How Mark’s Gospel Actually Ends
Open your Bible to Mark 16:8 and read the last sentence: “And they went out and fled from the tomb, for trembling and astonishment had seized them, and they said nothing to anyone, for they were afraid.” In the oldest and most reliable Greek manuscripts we possess, that is the end. There is no appearance of the risen Jesus, no Great Commission, no ascension. The women flee, they say nothing, and the Gospel stops mid-breath with the Greek words ephobounto gar, “for they were afraid.” Many think the twelve additional verses printed in most English Bibles (16:9–20) were added later by a different hand. The evidence for this is substantial.
The Manuscript Evidence
The two oldest complete manuscripts of the New Testament, Codex Vaticanus and Codex Sinaiticus (both from the 4th century), end Mark at 16:8. The scribe of Vaticanus left a blank column after the final words and then left the entire next column empty before beginning Luke, a feature found nowhere else in the manuscript. He knew other endings existed; he deliberately excluded them. The Church Fathers confirm this. Eusebius of Caesarea wrote that “the accurate copies” end at 16:8. Jerome stated that the long ending “is met with in scarcely any copies of the Gospel, almost all the Greek codices being without this passage.”
The Greek Does Not Sound Like Mark
When you place the Greek of 16:9–20 beside the Greek of the rest of Mark’s Gospel, the difference is immediate. The vocabulary, the grammar, and the sentence structure all belong to a different writer.
| Feature | Mark 1:1–16:8 | The Long Ending (16:9–20) |
|---|---|---|
| Title for Jesus | Never uses “the Lord Jesus” (ho Kyrios Iēsous) | Uses “the Lord Jesus” in 16:19, a title found nowhere else in Mark |
| Verb for “to go” | Prefers erchomai and aperchomai | Uses poreuomai three times (16:10, 12, 15), a verb virtually absent from Mark |
| Pronoun usage | Never uses ekeinos (“that one”) alone as the subject of a sentence | Ekeinos appears as the subject four times in twelve verses (16:10, 11, 13, 20) |
| Command style | Uses the present imperative for ongoing commands (Mark’s standard pattern) | Uses the aorist imperative kēryxate in 16:15, matching Matthew’s style, not Mark’s |
| Transition at 16:9 | The women are the subject in 16:1–8; Jesus is not named as acting | 16:9 introduces a new subject without naming him; grammatically, the young man of 16:5 would be the subject |
Why Mark May Have Ended Here on Purpose
The ending is not broken; it is brilliant. In Mark 8:12, the Pharisees demand a visible sign, and Jesus refuses with a Semitic oath so strong it amounts to a self-curse: no sign will be given to this generation. Unlike Matthew and Luke, Mark’s Jesus makes no exception for the sign of Jonah. The Gospel keeps that promise. Mark provides no narrative appearance of the risen Christ to the unbelieving world. The young man at the tomb tells the women that Jesus has gone ahead to Galilee and that the disciples will see him there, “just as he told you” (16:7). That phrase is the hinge of the entire ending. Mark’s Gospel has been building toward a single question: will you trust the Word of Jesus when you cannot see him? The women flee in terror and say nothing. The reader is left standing at the empty tomb with nothing but a promise.

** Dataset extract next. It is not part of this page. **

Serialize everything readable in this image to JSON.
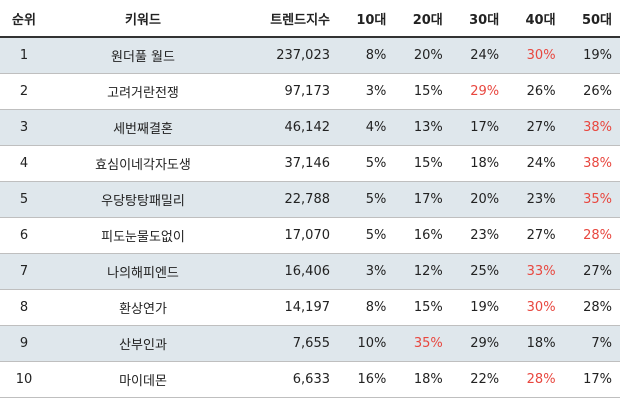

That is the point. The first Christians who read this Gospel were likely facing persecution and wishing they had seen the risen Lord with their own eyes. Mark tells them: the first witnesses were terrified too, and they had no visible proof either. What they had, and what you have, is the bare Word of Christ. “Just as he told you.” In the Gospel of Mark, that is not a consolation prize. It is everything.